Выбрать главу

— А зачем? — спросила Уиллоу.

— Да, действительно, — подхватил Рейдиант. — Зачем им это было нужно?

— Понятия не имею, — признался Сарнак. — Я знаю одно: в определенное время года подавляющее большинство английских джентльменов — тех самых, кого принято было считать вождями и разумом нации, чье назначение в жизни было вершить судьбы страны и печься о ее будущем — отправлялись с ружьями в леса или на болота и занимались там кровавым умерщвлением птиц всевозможных пород. Птиц разводили специально и тратили на это большие деньги. Роль распорядителей на этом побоище играли лесничие.
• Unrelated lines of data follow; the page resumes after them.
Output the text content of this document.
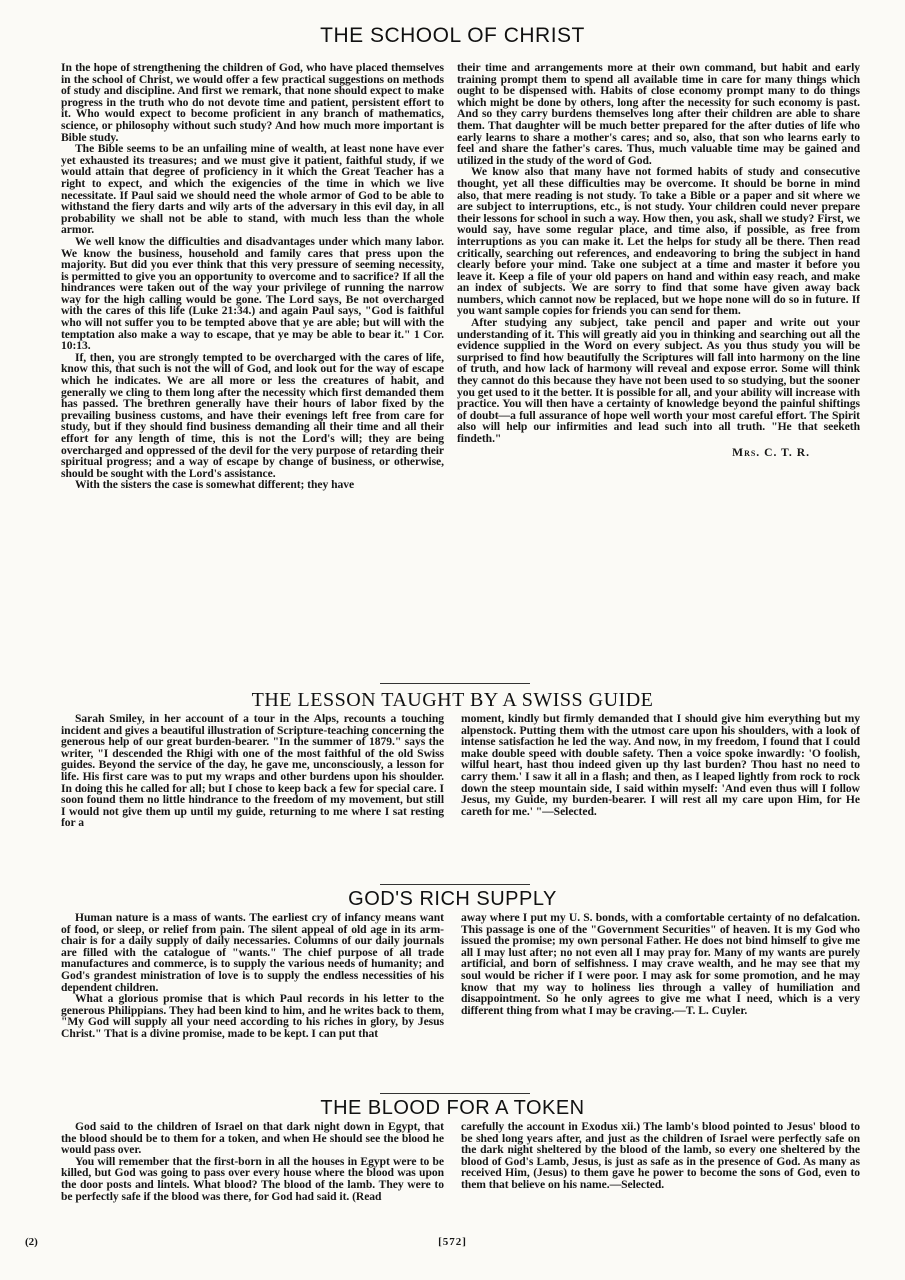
THE SCHOOL OF CHRIST

In the hope of strengthening the children of God, who have placed themselves in the school of Christ, we would offer a few practical suggestions on methods of study and discipline. And first we remark, that none should expect to make progress in the truth who do not devote time and patient, persistent effort to it. Who would expect to become proficient in any branch of mathematics, science, or philosophy without such study? And how much more important is Bible study.

The Bible seems to be an unfailing mine of wealth, at least none have ever yet exhausted its treasures; and we must give it patient, faithful study, if we would attain that degree of proficiency in it which the Great Teacher has a right to expect, and which the exigencies of the time in which we live necessitate. If Paul said we should need the whole armor of God to be able to withstand the fiery darts and wily arts of the adversary in this evil day, in all probability we shall not be able to stand, with much less than the whole armor.

We well know the difficulties and disadvantages under which many labor. We know the business, household and family cares that press upon the majority. But did you ever think that this very pressure of seeming necessity, is permitted to give you an opportunity to overcome and to sacrifice? If all the hindrances were taken out of the way your privilege of running the narrow way for the high calling would be gone. The Lord says, Be not overcharged with the cares of this life (Luke 21:34.) and again Paul says, "God is faithful who will not suffer you to be tempted above that ye are able; but will with the temptation also make a way to escape, that ye may be able to bear it." 1 Cor. 10:13.

If, then, you are strongly tempted to be overcharged with the cares of life, know this, that such is not the will of God, and look out for the way of escape which he indicates. We are all more or less the creatures of habit, and generally we cling to them long after the necessity which first demanded them has passed. The brethren generally have their hours of labor fixed by the prevailing business customs, and have their evenings left free from care for study, but if they should find business demanding all their time and all their effort for any length of time, this is not the Lord's will; they are being overcharged and oppressed of the devil for the very purpose of retarding their spiritual progress; and a way of escape by change of business, or otherwise, should be sought with the Lord's assistance.

With the sisters the case is somewhat different; they have

their time and arrangements more at their own command, but habit and early training prompt them to spend all available time in care for many things which ought to be dispensed with. Habits of close economy prompt many to do things which might be done by others, long after the necessity for such economy is past. And so they carry burdens themselves long after their children are able to share them. That daughter will be much better prepared for the after duties of life who early learns to share a mother's cares; and so, also, that son who learns early to feel and share the father's cares. Thus, much valuable time may be gained and utilized in the study of the word of God.

We know also that many have not formed habits of study and consecutive thought, yet all these difficulties may be overcome. It should be borne in mind also, that mere reading is not study. To take a Bible or a paper and sit where we are subject to interruptions, etc., is not study. Your children could never prepare their lessons for school in such a way. How then, you ask, shall we study? First, we would say, have some regular place, and time also, if possible, as free from interruptions as you can make it. Let the helps for study all be there. Then read critically, searching out references, and endeavoring to bring the subject in hand clearly before your mind. Take one subject at a time and master it before you leave it. Keep a file of your old papers on hand and within easy reach, and make an index of subjects. We are sorry to find that some have given away back numbers, which cannot now be replaced, but we hope none will do so in future. If you want sample copies for friends you can send for them.

After studying any subject, take pencil and paper and write out your understanding of it. This will greatly aid you in thinking and searching out all the evidence supplied in the Word on every subject. As you thus study you will be surprised to find how beautifully the Scriptures will fall into harmony on the line of truth, and how lack of harmony will reveal and expose error. Some will think they cannot do this because they have not been used to so studying, but the sooner you get used to it the better. It is possible for all, and your ability will increase with practice. You will then have a certainty of knowledge beyond the painful shiftings of doubt—a full assurance of hope well worth your most careful effort. The Spirit also will help our infirmities and lead such into all truth. "He that seeketh findeth."

Mrs. C. T. R.
THE LESSON TAUGHT BY A SWISS GUIDE

Sarah Smiley, in her account of a tour in the Alps, recounts a touching incident and gives a beautiful illustration of Scripture-teaching concerning the generous help of our great burden-bearer. "In the summer of 1879." says the writer, "I descended the Rhigi with one of the most faithful of the old Swiss guides. Beyond the service of the day, he gave me, unconsciously, a lesson for life. His first care was to put my wraps and other burdens upon his shoulder. In doing this he called for all; but I chose to keep back a few for special care. I soon found them no little hindrance to the freedom of my movement, but still I would not give them up until my guide, returning to me where I sat resting for a

moment, kindly but firmly demanded that I should give him everything but my alpenstock. Putting them with the utmost care upon his shoulders, with a look of intense satisfaction he led the way. And now, in my freedom, I found that I could make double speed with double safety. Then a voice spoke inwardly: 'O foolish, wilful heart, hast thou indeed given up thy last burden? Thou hast no need to carry them.' I saw it all in a flash; and then, as I leaped lightly from rock to rock down the steep mountain side, I said within myself: 'And even thus will I follow Jesus, my Guide, my burden-bearer. I will rest all my care upon Him, for He careth for me.' "—Selected.

GOD'S RICH SUPPLY

Human nature is a mass of wants. The earliest cry of infancy means want of food, or sleep, or relief from pain. The silent appeal of old age in its arm-chair is for a daily supply of daily necessaries. Columns of our daily journals are filled with the catalogue of "wants." The chief purpose of all trade manufactures and commerce, is to supply the various needs of humanity; and God's grandest ministration of love is to supply the endless necessities of his dependent children.

What a glorious promise that is which Paul records in his letter to the generous Philippians. They had been kind to him, and he writes back to them, "My God will supply all your need according to his riches in glory, by Jesus Christ." That is a divine promise, made to be kept. I can put that

away where I put my U. S. bonds, with a comfortable certainty of no defalcation. This passage is one of the "Government Securities" of heaven. It is my God who issued the promise; my own personal Father. He does not bind himself to give me all I may lust after; no not even all I may pray for. Many of my wants are purely artificial, and born of selfishness. I may crave wealth, and he may see that my soul would be richer if I were poor. I may ask for some promotion, and he may know that my way to holiness lies through a valley of humiliation and disappointment. So he only agrees to give me what I need, which is a very different thing from what I may be craving.—T. L. Cuyler.

THE BLOOD FOR A TOKEN

God said to the children of Israel on that dark night down in Egypt, that the blood should be to them for a token, and when He should see the blood he would pass over.

You will remember that the first-born in all the houses in Egypt were to be killed, but God was going to pass over every house where the blood was upon the door posts and lintels. What blood? The blood of the lamb. They were to be perfectly safe if the blood was there, for God had said it. (Read

carefully the account in Exodus xii.) The lamb's blood pointed to Jesus' blood to be shed long years after, and just as the children of Israel were perfectly safe on the dark night sheltered by the blood of the lamb, so every one sheltered by the blood of God's Lamb, Jesus, is just as safe as in the presence of God. As many as received Him, (Jesus) to them gave he power to become the sons of God, even to them that believe on his name.—Selected.

(2)	[572]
Они выстраивали любителей благородного спорта рядами, и та оглашали окрестность звуками ружейной пальбы. Высокородные сыны Англии подходили к участию в этом национальном обряде с должной ответственностью и палили со знанием дела. Люди, принадлежавшие к этому классу, воистину находились на той грани полного маразма, когда грохот ружейного выстрела и вид падающей замертво птицы способны служить неиссякаемым источником удовольствия. Это занятие не надоедало им никогда… Существенная роль в создании комплекса высоких ощущений, по-видимому, принадлежала вышеупомянутому грохоту ружейного выстрела. Просто убить было еще не все — иначе отчего бы спортсменам не отправиться на бойню помогать мясникам резать овец, быков и свиней? Но нет, таким видом спорта они предоставляли заниматься людям низших классов. Вся соль заключалась именно в том, чтобы подстрелить птицу на лету!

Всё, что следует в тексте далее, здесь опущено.